In Five Years(37)
“Can we do that today?” I ask. I’ve been taking notes, writing down everything that comes out of his mouth in my book, the one that’s supposed to be functioning as a wedding planner.
“Yes,” he says. “I’m going to have the nurse come back in to get you started.”
“What’s your opinion?” I ask him.
He takes off his glasses. He looks at Bella. “I think we need to run some additional tests,” he tells her.
He doesn’t have to say anything more. I’m a lawyer. I know what words mean, what silences mean, what repetition means. And I know, there in black and white, what he thinks. What he suspects. Maybe, even, what he already knows. They were right.
Chapter Twenty
Here is the thing no one tells you about cancer: they ease you into it. After the initial shock, after the diagnosis and the terror, they put you on the slow conveyor belt. They start you off nice and easy. You want some lemon water with that chemo? You got it. Radiation? No problem, everyone does it, it’s practically weed. We’ll serve you those chemicals with a smile. You’ll love them, you’ll see.
Bella does indeed have ovarian cancer. They suspect stage three, which means it has spread to nearby lymph nodes but not to surrounding organs. It’s treatable, we’re told. There is recourse. So many times, with ovarian cancer, there isn’t. You find it too late. It’s not too late.
I ask for the statistics, but Bella doesn’t want them. “Information like that gets in your head,” she says. “It’ll have a higher probability of affecting the outcome. I don’t want to know.”
“It’s numbers,” I say. “It’ll affect the outcome anyway. Hard data doesn’t move. We should know what we’re dealing with.”
“We get to determine what we’re dealing with.”
She puts an embargo on Google, but I search anyway: 46.5 percent. That is the survival rate of ovarian cancer patients over five years. Less than fifty-fifty.
David finds me on the tile floor of the shower.
“Fifty is good odds,” he tells me. He crouches down. He holds my hand through the glass door. “That’s half.” But he’s a terrible liar. I know he would never make a bet on those odds, not even drunk at a table in Vegas.
Five days later, I’m back at an appointment with Bella. We’ve been referred to a gynecological oncologist who will sort and determine the course of surgery and treatment. This time, it’s just the two of us. Bella asked Aaron to stay behind. I wasn’t there for that conversation. I do not know what it looked like. Whether he fought. Whether he was relieved.
We’re introduced to Dr. Shaw in his office on Park Avenue, between Sixty-Second and Sixty-Third. It’s so civilized when we pull up, I think we’ve been given the wrong address—are we headed to a luncheon?
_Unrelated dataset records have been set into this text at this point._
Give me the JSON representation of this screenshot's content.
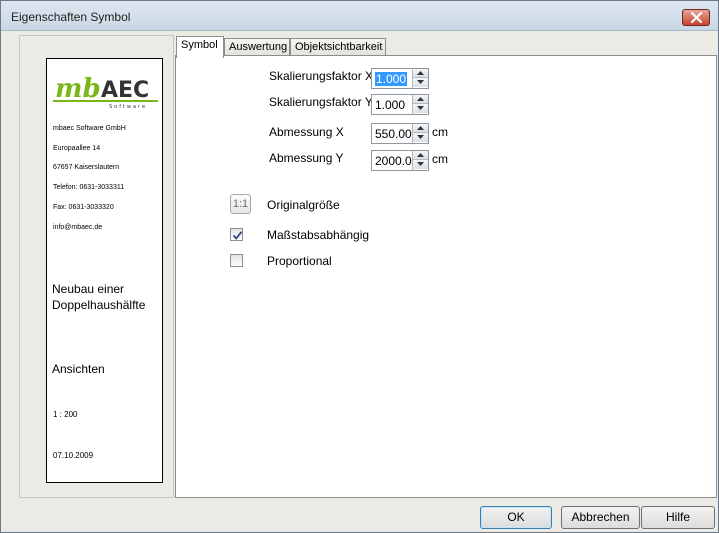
{
  "window": {
    "title": "Eigenschaften Symbol"
  },
  "preview": {
    "logo": {
      "main": "mbAEC",
      "sub": "Software"
    },
    "address": [
      "mbaec Software GmbH",
      "Europaallee 14",
      "67657 Kaiserslautern",
      "Telefon: 0631-3033311",
      "Fax: 0631-3033320",
      "info@mbaec.de"
    ],
    "project_line1": "Neubau einer",
    "project_line2": "Doppelhaushälfte",
    "view": "Ansichten",
    "scale": "1 : 200",
    "date": "07.10.2009"
  },
  "tabs": [
    {
      "label": "Symbol",
      "active": true
    },
    {
      "label": "Auswertung",
      "active": false
    },
    {
      "label": "Objektsichtbarkeit",
      "active": false
    }
  ],
  "fields": {
    "scale_x": {
      "label": "Skalierungsfaktor X",
      "value": "1.000"
    },
    "scale_y": {
      "label": "Skalierungsfaktor Y",
      "value": "1.000"
    },
    "dim_x": {
      "label": "Abmessung X",
      "value": "550.000",
      "unit": "cm"
    },
    "dim_y": {
      "label": "Abmessung Y",
      "value": "2000.00",
      "unit": "cm"
    }
  },
  "original_size": {
    "icon_text": "1:1",
    "label": "Originalgröße"
  },
  "checkboxes": {
    "scale_dependent": {
      "label": "Maßstabsabhängig",
      "checked": true
    },
    "proportional": {
      "label": "Proportional",
      "checked": false
    }
  },
  "buttons": {
    "ok": "OK",
    "cancel": "Abbrechen",
    "help": "Hilfe"
  },
  "colors": {
    "logo_green": "#7cb518",
    "logo_dark": "#333333",
    "selection": "#3399ff"
  }
}
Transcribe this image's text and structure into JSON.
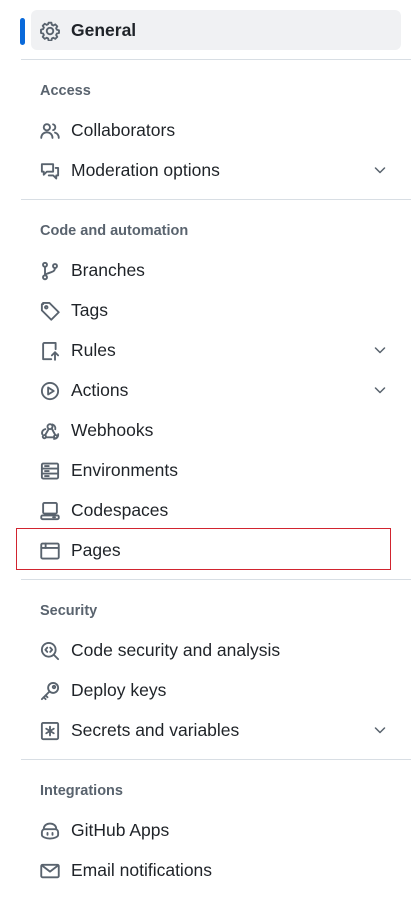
{
  "general": {
    "label": "General",
    "icon": "gear-icon"
  },
  "sections": {
    "access": {
      "heading": "Access",
      "items": [
        {
          "label": "Collaborators",
          "icon": "people-icon",
          "expandable": false
        },
        {
          "label": "Moderation options",
          "icon": "comment-discussion-icon",
          "expandable": true
        }
      ]
    },
    "code": {
      "heading": "Code and automation",
      "items": [
        {
          "label": "Branches",
          "icon": "git-branch-icon",
          "expandable": false
        },
        {
          "label": "Tags",
          "icon": "tag-icon",
          "expandable": false
        },
        {
          "label": "Rules",
          "icon": "repo-push-icon",
          "expandable": true
        },
        {
          "label": "Actions",
          "icon": "play-icon",
          "expandable": true
        },
        {
          "label": "Webhooks",
          "icon": "webhook-icon",
          "expandable": false
        },
        {
          "label": "Environments",
          "icon": "server-icon",
          "expandable": false
        },
        {
          "label": "Codespaces",
          "icon": "codespaces-icon",
          "expandable": false
        },
        {
          "label": "Pages",
          "icon": "browser-icon",
          "expandable": false,
          "highlighted": true
        }
      ]
    },
    "security": {
      "heading": "Security",
      "items": [
        {
          "label": "Code security and analysis",
          "icon": "codescan-icon",
          "expandable": false
        },
        {
          "label": "Deploy keys",
          "icon": "key-icon",
          "expandable": false
        },
        {
          "label": "Secrets and variables",
          "icon": "key-asterisk-icon",
          "expandable": true
        }
      ]
    },
    "integrations": {
      "heading": "Integrations",
      "items": [
        {
          "label": "GitHub Apps",
          "icon": "copilot-icon",
          "expandable": false
        },
        {
          "label": "Email notifications",
          "icon": "mail-icon",
          "expandable": false
        }
      ]
    }
  },
  "colors": {
    "accent": "#0969da",
    "highlight": "#d1242f",
    "selected_bg": "#f0f1f3",
    "muted_text": "#59636e"
  }
}
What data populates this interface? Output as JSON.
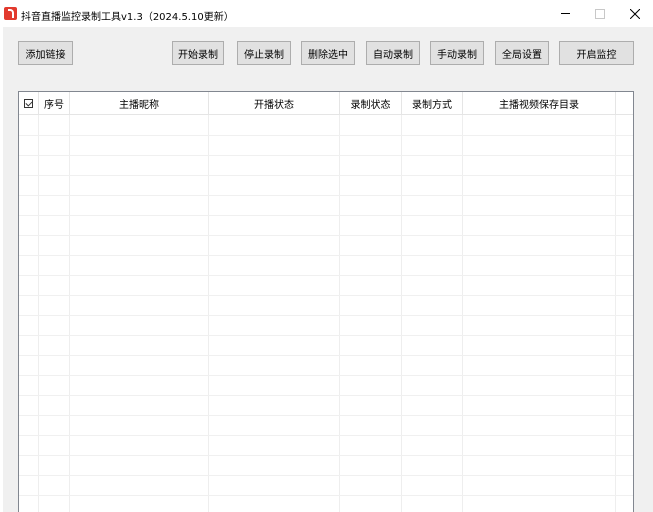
{
  "window": {
    "title": "抖音直播监控录制工具v1.3（2024.5.10更新）",
    "icon": "douyin-logo-icon",
    "controls": {
      "minimize": "minimize-icon",
      "maximize": "maximize-icon",
      "close": "close-icon"
    }
  },
  "toolbar": {
    "add_link": "添加链接",
    "start_record": "开始录制",
    "stop_record": "停止录制",
    "delete_selected": "删除选中",
    "auto_record": "自动录制",
    "manual_record": "手动录制",
    "global_settings": "全局设置",
    "start_monitor": "开启监控"
  },
  "table": {
    "select_all_checked": true,
    "columns": [
      "序号",
      "主播昵称",
      "开播状态",
      "录制状态",
      "录制方式",
      "主播视频保存目录"
    ],
    "rows": []
  },
  "colors": {
    "accent": "#e23a2e",
    "window_bg": "#f0f0f0",
    "button_bg": "#e1e1e1"
  }
}
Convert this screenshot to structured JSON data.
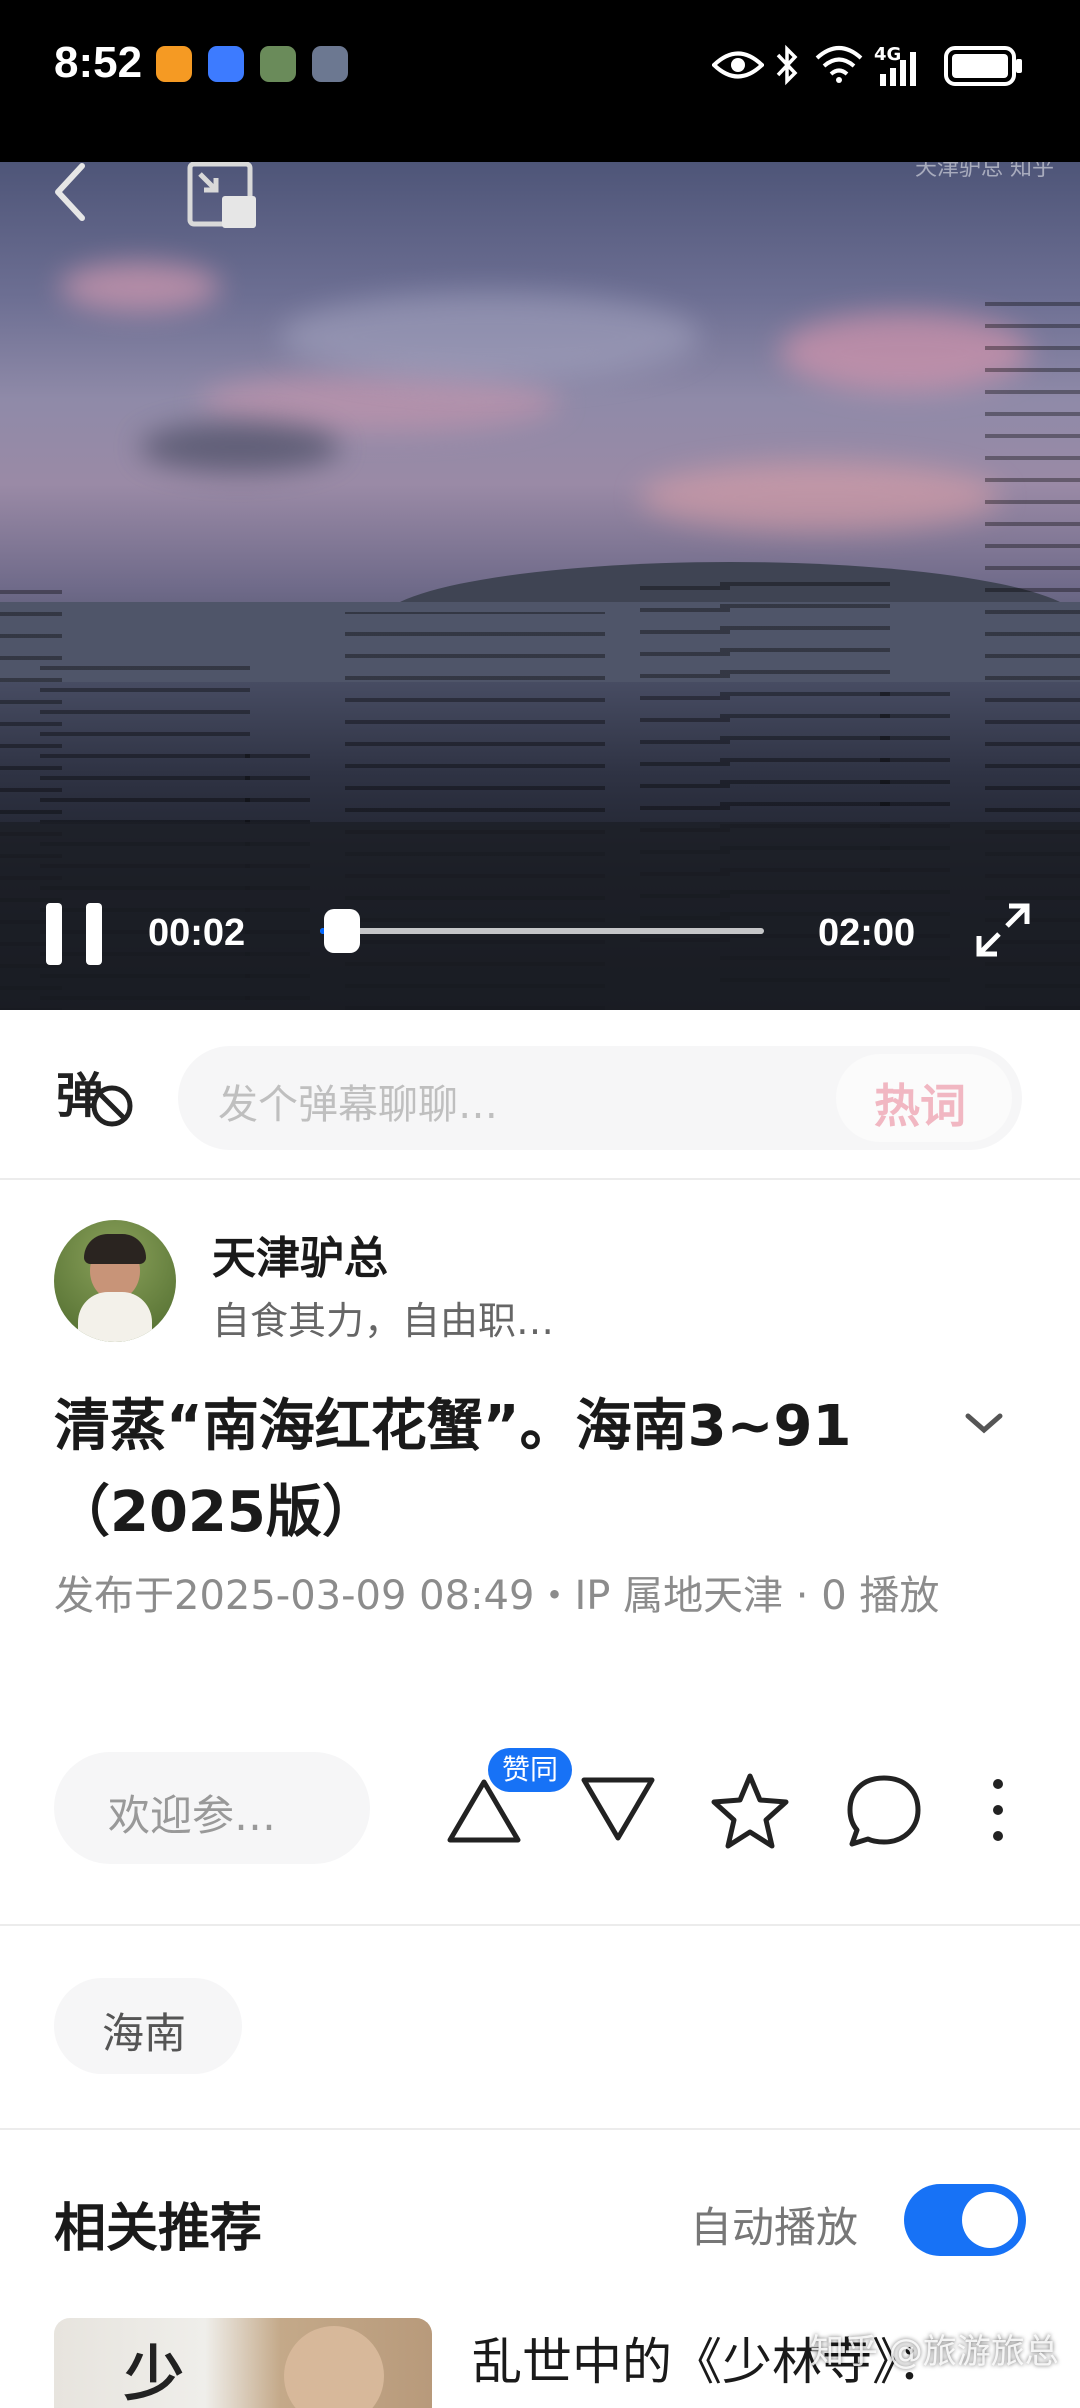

His office is subtler, more subdued—inside there are patients who are suffering. You can tell. Dr. Finky’s office is the first stop—the new and freshly washed train, full of steam. Dr. Shaw is where you go for the remaining miles.
Once the nurse takes us back, Dr. Shaw comes in to greet us quickly. Immediately I like his friendly face—it’s open, even a little earnest. He smiles often. I can tell Bella likes him, too.
“Where are you from?” she asks him.
“Florida, actually,” he says. “Sunshine state.”
“It’s always been strange to me that Florida is the sunshine state,” Bella says. “It should be California.”
“You know,” Dr. Shaw says. “I agree.”
He’s tall, and when he folds himself onto his small rolling stool his knees nearly come up to his elbows.
“Alright,” he says. “Here’s what we’re going to do.”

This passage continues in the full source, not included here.